I SHOULD like to follow up my friend Alan Laurie's letter of August 1, headlined Helping youth.

Alan is rare survivor of the generation who served throughout the last war. Like many he returned to civilian life grateful to be alive and determined to help build a better society.

The Welfare State was developed with public investment in health, welfare and youth services, education and housing.

We had Home Secretaries like Jenkins, Callaghan and Whitelaw who had also endured the war and reflected a noble sense of public service.

By no means soft on crime, they recognised the need to invest in programmes of prevention.

We now have a successor in that great office of state, Priti Patel  – her own family refugees from Uganda in the Sixties – determined to curb immigration and to "strike terror in the hearts of offenders".

I wonder what she has in mind?

The promise of more police on the beat will no doubt earn  support at the Police Federation Conference and the party conference.

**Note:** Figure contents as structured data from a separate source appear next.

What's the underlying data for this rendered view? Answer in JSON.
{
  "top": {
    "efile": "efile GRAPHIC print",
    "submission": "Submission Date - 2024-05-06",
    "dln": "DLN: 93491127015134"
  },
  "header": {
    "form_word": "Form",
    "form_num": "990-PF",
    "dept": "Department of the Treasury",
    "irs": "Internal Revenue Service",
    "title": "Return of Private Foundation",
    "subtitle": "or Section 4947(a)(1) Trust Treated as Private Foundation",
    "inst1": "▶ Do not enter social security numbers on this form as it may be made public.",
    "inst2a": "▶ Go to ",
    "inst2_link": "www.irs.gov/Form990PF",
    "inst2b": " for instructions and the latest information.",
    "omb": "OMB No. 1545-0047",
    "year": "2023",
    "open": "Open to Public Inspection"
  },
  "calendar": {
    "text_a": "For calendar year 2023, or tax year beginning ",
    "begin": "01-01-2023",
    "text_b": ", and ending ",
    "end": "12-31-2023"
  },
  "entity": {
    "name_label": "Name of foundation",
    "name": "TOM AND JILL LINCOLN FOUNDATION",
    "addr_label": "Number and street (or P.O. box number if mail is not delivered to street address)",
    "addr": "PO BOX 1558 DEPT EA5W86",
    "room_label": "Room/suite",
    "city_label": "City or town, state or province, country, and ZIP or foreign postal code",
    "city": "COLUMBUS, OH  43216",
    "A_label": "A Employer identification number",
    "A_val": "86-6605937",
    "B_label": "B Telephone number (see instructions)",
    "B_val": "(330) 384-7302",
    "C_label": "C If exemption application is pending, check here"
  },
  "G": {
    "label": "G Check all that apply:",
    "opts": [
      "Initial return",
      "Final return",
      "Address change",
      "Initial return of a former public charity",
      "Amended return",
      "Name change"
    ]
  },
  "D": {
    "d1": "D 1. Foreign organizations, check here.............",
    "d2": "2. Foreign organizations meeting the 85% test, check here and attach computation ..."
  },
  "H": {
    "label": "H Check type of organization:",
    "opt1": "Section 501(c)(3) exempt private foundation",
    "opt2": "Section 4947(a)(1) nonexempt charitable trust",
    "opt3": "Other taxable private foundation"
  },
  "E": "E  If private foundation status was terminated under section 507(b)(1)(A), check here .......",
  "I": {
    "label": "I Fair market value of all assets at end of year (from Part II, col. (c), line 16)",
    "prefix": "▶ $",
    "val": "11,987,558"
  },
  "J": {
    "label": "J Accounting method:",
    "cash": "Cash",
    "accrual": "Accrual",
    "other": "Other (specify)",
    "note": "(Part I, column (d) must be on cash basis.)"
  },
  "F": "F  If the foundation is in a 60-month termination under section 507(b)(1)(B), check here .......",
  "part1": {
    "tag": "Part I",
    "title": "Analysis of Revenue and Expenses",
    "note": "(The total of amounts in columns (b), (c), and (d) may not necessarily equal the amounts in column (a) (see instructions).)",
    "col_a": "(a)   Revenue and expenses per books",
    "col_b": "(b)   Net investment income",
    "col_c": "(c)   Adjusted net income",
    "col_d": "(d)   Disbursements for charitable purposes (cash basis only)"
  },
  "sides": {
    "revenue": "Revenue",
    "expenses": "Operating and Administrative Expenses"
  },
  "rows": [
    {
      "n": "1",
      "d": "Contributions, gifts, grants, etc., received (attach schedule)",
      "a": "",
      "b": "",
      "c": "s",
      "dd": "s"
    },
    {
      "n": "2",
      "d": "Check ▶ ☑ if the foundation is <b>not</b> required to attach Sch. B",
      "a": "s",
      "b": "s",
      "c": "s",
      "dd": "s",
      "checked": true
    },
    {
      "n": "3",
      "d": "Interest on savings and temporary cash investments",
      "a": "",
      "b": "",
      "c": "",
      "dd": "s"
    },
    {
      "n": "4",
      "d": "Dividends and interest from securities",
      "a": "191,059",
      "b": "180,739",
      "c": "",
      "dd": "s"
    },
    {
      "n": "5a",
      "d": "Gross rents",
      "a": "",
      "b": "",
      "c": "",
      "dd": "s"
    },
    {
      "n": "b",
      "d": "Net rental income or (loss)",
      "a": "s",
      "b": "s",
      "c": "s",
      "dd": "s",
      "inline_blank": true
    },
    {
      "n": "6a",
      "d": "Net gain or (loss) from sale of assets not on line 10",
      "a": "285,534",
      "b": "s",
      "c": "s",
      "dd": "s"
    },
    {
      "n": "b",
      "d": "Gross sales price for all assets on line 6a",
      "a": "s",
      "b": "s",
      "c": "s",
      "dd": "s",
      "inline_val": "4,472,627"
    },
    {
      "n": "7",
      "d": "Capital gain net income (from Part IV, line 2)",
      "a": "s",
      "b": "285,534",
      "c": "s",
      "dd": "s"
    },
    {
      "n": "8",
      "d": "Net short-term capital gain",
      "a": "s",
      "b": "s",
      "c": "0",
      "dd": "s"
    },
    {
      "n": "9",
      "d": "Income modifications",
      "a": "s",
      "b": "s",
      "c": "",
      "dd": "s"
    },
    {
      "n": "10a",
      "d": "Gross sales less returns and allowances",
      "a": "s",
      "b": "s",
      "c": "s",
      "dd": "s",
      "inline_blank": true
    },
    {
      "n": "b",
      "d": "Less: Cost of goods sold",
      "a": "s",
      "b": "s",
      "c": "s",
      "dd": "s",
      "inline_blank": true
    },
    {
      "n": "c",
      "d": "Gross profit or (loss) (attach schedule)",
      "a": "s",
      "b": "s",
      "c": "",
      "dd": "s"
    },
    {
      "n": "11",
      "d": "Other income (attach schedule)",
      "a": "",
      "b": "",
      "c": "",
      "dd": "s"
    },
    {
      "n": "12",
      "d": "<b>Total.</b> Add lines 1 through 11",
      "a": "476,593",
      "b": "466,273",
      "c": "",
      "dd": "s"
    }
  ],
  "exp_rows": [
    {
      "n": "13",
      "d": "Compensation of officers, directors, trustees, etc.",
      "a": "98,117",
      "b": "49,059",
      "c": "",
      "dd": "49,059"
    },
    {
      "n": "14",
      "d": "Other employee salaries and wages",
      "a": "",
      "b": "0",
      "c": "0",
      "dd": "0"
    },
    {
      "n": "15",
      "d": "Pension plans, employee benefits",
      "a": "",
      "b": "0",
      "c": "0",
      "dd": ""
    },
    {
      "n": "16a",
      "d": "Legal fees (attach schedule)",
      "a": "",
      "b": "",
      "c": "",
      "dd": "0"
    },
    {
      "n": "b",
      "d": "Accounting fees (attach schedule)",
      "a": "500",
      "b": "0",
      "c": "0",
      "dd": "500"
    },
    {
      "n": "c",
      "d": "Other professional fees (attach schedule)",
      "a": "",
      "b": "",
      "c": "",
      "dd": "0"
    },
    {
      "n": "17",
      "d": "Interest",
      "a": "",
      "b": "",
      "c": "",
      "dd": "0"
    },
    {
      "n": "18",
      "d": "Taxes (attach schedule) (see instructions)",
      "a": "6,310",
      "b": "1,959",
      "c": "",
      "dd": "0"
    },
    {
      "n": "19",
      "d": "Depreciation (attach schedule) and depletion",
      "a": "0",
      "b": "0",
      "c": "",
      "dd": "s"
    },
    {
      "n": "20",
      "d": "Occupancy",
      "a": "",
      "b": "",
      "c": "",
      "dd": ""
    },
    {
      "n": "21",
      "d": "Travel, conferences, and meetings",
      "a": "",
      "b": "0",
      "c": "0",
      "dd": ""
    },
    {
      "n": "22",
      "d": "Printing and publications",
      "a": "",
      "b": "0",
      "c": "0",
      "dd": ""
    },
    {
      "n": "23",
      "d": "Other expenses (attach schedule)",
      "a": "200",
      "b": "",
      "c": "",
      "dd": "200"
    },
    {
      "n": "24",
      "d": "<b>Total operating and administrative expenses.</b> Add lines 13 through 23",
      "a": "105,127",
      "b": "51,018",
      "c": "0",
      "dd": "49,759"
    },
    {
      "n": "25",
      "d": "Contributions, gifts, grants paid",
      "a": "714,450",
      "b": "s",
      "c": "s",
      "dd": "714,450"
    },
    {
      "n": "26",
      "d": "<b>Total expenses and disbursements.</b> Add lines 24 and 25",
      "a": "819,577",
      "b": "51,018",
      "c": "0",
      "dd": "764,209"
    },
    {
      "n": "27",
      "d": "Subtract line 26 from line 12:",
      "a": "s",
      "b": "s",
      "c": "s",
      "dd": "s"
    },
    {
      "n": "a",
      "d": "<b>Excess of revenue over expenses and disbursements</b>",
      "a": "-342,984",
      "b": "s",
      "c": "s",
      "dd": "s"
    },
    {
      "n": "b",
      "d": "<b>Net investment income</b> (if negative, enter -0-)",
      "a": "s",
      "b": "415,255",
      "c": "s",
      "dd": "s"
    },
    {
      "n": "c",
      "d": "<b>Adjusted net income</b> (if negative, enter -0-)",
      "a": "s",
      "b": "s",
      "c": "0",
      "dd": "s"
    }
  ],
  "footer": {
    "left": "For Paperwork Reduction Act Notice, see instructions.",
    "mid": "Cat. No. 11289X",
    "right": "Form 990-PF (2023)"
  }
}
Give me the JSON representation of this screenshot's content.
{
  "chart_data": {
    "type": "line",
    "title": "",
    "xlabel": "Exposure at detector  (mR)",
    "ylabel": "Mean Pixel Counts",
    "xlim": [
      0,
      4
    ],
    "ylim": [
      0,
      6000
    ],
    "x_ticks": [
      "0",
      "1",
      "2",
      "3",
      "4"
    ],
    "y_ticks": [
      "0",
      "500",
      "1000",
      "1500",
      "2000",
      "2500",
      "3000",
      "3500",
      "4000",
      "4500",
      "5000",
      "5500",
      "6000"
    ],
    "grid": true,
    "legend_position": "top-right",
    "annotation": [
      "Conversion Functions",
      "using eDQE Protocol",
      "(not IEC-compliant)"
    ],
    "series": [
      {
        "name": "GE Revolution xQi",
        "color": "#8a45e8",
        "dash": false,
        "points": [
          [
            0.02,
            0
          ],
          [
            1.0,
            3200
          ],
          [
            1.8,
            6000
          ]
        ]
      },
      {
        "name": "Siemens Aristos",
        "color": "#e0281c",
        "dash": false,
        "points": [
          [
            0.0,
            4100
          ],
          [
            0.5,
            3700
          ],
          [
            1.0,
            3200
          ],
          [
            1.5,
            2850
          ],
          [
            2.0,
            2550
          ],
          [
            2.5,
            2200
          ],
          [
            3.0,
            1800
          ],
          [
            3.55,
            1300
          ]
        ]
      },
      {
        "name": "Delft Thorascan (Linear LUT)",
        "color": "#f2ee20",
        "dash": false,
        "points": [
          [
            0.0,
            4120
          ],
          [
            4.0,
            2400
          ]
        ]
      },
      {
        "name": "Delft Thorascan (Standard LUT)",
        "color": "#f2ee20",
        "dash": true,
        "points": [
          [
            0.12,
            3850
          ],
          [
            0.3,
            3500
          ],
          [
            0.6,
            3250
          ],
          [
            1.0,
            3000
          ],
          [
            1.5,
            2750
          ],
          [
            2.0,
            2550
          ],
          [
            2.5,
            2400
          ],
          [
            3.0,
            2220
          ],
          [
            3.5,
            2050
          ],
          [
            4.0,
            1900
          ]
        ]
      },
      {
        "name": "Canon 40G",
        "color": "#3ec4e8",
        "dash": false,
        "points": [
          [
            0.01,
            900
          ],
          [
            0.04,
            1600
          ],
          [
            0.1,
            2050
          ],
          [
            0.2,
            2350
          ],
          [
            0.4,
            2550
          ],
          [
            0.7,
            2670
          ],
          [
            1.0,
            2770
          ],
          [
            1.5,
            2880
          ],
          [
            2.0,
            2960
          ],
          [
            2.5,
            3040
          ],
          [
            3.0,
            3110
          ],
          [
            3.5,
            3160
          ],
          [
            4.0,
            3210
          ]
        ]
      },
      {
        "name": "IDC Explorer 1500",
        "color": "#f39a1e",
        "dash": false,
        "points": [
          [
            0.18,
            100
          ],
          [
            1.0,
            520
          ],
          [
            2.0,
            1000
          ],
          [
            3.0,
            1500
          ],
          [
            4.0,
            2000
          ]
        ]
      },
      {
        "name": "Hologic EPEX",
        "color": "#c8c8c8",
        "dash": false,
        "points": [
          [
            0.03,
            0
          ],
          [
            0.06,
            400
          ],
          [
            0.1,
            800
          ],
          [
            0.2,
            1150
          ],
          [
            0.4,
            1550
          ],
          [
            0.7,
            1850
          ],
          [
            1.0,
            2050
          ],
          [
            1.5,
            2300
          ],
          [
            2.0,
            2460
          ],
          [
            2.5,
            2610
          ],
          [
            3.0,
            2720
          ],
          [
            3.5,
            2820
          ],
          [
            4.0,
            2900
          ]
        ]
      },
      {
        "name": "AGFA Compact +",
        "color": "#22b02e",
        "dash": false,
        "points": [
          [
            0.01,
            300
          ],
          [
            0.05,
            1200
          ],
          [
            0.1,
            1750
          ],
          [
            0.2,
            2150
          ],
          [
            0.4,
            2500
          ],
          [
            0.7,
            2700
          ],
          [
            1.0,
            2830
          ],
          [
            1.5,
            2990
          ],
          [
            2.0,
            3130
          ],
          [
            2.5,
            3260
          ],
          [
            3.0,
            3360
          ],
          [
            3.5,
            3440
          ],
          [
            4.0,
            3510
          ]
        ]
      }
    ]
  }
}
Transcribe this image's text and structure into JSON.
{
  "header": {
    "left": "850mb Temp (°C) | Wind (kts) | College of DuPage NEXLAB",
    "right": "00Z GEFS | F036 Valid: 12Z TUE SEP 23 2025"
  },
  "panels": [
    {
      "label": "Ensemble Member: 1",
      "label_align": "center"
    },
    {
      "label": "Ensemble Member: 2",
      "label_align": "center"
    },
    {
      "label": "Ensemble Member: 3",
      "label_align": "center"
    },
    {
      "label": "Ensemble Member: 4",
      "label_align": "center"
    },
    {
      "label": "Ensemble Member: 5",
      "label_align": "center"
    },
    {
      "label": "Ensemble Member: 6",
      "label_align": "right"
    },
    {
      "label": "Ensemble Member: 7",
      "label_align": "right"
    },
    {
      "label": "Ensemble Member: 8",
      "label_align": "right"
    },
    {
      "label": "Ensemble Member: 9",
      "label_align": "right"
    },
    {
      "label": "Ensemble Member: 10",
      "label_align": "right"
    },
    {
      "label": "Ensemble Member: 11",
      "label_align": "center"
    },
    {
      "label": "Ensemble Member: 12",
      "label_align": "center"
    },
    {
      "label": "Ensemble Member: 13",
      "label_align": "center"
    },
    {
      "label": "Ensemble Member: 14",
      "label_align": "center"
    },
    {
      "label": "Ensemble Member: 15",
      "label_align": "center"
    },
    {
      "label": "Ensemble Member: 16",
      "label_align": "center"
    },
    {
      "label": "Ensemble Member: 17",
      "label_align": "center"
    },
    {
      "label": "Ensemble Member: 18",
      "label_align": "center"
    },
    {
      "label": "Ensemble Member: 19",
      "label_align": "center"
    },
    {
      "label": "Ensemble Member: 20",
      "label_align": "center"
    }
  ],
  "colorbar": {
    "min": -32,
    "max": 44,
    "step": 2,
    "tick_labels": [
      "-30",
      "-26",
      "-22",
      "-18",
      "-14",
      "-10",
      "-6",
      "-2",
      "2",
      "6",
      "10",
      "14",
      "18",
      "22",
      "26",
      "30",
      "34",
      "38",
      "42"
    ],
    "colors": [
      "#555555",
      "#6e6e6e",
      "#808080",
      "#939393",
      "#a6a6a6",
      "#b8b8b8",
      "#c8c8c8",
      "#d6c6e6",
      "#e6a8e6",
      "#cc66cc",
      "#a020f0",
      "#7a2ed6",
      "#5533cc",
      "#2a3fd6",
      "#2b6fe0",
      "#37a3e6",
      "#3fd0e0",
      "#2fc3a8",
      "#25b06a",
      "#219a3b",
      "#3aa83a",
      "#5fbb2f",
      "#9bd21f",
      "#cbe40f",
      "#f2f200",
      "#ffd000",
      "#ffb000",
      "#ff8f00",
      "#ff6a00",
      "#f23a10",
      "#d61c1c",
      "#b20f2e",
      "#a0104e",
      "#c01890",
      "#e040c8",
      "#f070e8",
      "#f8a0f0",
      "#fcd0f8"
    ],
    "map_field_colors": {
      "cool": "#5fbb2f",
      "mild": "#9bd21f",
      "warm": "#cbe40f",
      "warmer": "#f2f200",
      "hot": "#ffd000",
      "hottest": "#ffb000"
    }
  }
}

I remember Edwina Currie being cheered for brandishing handcuffs there some 30 years ago.

In recent times we have seen the demolition of a well respected, professional probation service and youth services at county level reduced to a token presence.

The premises in Lower Galdeford, which the likes of Peter Corston fought for over many years, are now redundant and I believe the annual allocation to youth work in Ludlow is about £10,000.

Home Start, which Alan himself helped to establish, has had its funding withdrawn and the national Sure Start has been severely cut.

Anti-social behaviour is not curbed by any quick fix. It requires investment in reliable public services which address deprivation and enable young people to lead fulfilled lives.

Of course, the results of that are never seen in the lifetime of one government so are not vote catchers.